La storia comincia con un drammatico scontro automobilistico e con il timore che l’anziana mamma non possa sopravvivere alla straziante comunicazione del decesso del figliolo.
I parenti decidono di rivolgersi ad un team di esperti di tecnologia per chiedere una soluzione capace di far superare a quella donna un simile trauma. Nessun supporto psicologico, ma un semplice trucco.
I maghi dell’intelligenza artificiale hanno così creato una “copia” del defunto che è in grado di dialogare con la madre attraverso una banale videochiamata affermando di lavorare in un’altra città.
Quella che sembra una pagina di un libro di fantascienza è in realtà il banale resoconto di Zhang Zewei, il coordinatore del gruppo di informatici che grazie all’intelligenza artificiale è riuscito a realizzare per la povera signora la sorprendente illusione di poter chattare e interloquire con il figlio.
Il giornale cinese South Morning China riporta una notizia originariamente lanciata da Litchi News e spiega che la vicenda è ambientata nella provincia di Shandong e che ad innescare questo escamotage sarebbe stato il nipote della vecchia donna cardiopatica e quindi il figlio della vittima dell’incidente.
E’ stato lui a contattare Zhang chiedendo di creare il gemello digitale del padre e fornendo a tale scopo numerose foto, parecchi filmati e molte registrazioni audio in cui si sentiva la sua voce parlare nel suo dialetto.
Il risultato delle elaborazioni pare essere stato a dir poco sorprendente perché la riproduzione del defunto è perfetta in ogni dettaglio, compreso persino l’abitudine che questi aveva di chinarsi in avanti nel parlare.
L’uomo scomparso ha premesso di esser costretto a lavorare in un’altra città dove fortunatamente ha trovato impiego per guadagnarsi uno stipendio e di non poter tornare a casa per farle visita personalmente.
La madre – convinta davvero di aver a che fare con il figlio e non con una illusoria rappresentazione multimediale interattiva – non esita a fare le classiche raccomandazioni e sollecita il mangiare bene, l’indossare abiti adeguati alla temperatura esterna, il prestare attenzione alla propria sicurezza visti i tempi che corrono…

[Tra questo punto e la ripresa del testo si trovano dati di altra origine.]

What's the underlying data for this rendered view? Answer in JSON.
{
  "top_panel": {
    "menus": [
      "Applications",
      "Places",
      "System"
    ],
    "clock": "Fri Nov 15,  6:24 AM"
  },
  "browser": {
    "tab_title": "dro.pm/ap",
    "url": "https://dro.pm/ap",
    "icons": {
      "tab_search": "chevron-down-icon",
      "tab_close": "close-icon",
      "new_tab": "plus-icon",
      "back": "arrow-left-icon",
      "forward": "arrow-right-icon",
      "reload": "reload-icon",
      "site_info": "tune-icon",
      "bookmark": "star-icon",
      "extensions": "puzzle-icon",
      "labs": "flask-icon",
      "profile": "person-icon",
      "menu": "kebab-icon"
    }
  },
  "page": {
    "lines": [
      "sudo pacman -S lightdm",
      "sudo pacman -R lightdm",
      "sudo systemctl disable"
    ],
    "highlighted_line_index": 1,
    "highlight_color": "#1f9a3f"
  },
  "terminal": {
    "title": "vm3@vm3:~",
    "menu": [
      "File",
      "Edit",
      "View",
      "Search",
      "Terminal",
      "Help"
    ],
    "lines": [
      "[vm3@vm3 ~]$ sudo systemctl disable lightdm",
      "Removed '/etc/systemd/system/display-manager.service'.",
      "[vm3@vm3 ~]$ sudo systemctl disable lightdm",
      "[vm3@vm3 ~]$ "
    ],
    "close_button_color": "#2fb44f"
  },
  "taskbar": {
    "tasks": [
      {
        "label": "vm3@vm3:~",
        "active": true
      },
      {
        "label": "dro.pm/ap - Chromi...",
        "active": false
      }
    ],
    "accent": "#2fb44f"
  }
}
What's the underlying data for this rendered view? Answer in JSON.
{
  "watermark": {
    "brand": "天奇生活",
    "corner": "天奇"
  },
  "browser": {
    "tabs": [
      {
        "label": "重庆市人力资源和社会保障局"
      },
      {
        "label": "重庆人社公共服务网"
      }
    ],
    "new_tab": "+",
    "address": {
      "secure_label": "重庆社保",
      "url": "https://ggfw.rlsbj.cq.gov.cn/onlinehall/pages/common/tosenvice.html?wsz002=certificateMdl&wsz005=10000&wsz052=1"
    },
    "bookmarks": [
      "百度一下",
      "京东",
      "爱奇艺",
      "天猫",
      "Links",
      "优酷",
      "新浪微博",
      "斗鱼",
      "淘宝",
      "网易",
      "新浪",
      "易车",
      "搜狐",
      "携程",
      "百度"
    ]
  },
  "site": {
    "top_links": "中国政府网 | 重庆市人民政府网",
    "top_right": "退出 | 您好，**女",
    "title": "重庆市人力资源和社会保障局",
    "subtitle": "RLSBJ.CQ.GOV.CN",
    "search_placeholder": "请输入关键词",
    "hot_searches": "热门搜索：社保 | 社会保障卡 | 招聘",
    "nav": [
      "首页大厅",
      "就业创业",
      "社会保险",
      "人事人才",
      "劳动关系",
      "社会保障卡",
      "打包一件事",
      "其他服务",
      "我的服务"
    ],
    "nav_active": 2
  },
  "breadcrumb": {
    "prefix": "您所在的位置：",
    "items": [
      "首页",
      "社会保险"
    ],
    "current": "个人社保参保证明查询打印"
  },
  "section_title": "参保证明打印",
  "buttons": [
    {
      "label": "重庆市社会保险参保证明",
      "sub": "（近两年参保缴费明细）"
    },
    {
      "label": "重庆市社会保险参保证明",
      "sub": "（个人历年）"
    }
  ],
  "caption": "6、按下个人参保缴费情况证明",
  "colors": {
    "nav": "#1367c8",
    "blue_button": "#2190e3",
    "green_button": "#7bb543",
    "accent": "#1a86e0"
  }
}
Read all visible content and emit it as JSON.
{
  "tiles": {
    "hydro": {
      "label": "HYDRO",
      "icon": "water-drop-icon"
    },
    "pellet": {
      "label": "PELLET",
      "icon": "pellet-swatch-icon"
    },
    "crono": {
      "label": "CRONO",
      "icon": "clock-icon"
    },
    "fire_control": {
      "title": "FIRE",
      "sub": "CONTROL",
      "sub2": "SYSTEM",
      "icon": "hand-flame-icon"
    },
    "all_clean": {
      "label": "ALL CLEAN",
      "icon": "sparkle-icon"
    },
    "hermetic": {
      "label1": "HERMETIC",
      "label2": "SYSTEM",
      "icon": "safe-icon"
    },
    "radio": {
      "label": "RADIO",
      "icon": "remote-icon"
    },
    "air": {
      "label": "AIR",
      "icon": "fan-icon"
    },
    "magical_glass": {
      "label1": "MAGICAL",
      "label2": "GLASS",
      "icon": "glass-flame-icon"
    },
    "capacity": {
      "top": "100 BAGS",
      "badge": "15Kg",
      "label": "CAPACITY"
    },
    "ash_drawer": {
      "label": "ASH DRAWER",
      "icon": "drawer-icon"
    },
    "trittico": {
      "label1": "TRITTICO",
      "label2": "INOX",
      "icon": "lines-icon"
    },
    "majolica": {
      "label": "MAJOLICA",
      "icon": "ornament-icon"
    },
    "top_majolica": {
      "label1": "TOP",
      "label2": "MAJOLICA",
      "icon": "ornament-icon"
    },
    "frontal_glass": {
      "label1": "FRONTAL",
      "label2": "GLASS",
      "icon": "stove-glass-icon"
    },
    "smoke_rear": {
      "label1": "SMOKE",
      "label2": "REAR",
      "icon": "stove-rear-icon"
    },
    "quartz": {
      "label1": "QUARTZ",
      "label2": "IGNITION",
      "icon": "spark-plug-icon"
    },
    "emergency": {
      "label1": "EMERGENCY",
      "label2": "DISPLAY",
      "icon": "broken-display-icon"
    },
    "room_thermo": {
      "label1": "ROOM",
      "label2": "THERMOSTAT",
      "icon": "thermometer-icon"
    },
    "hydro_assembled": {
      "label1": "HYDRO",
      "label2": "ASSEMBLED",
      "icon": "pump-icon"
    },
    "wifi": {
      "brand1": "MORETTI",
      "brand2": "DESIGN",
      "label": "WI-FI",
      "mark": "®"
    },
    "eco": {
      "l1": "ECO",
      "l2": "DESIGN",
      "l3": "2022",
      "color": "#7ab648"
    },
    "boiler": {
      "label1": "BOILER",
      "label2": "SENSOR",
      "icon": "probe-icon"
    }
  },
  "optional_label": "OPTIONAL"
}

I particolari narrati nel dovizioso rapporto evidenziano una situazione terribile. E’ micidiale leggere che il clone rassicura la poveretta garantendo di seguire i suoi consigli, scusandosi per la poca durata delle conversazioni rese brevi dai troppi impegni di lavoro, promettendo di tornare appena accumulato quel po’ di risparmi necessari per rientrare a casa…
Dinanzi ad una simile messinscena è difficile sopire gli istinti etici e morali, soprattutto al pensiero di quel che potrebbe succedere se la donna dovesse mai scoprire di esser stata imbrogliata dalle persone più care.
Basterà l’aver agito a fin di bene, a far meritare il perdono? Ma, piuttosto, in quanti brandelli finirebbe il cuore di chi prende atto di aver vissuto una immeritata recita?
La continua deformazione della realtà spingerà a inaridire le emozioni, a farle sentire inutili o a polverizzare i sentimenti?
La morte la vince l’amore, non la finzione.
Niente paura. Non se ne parla già più. Come se nulla fosse successo.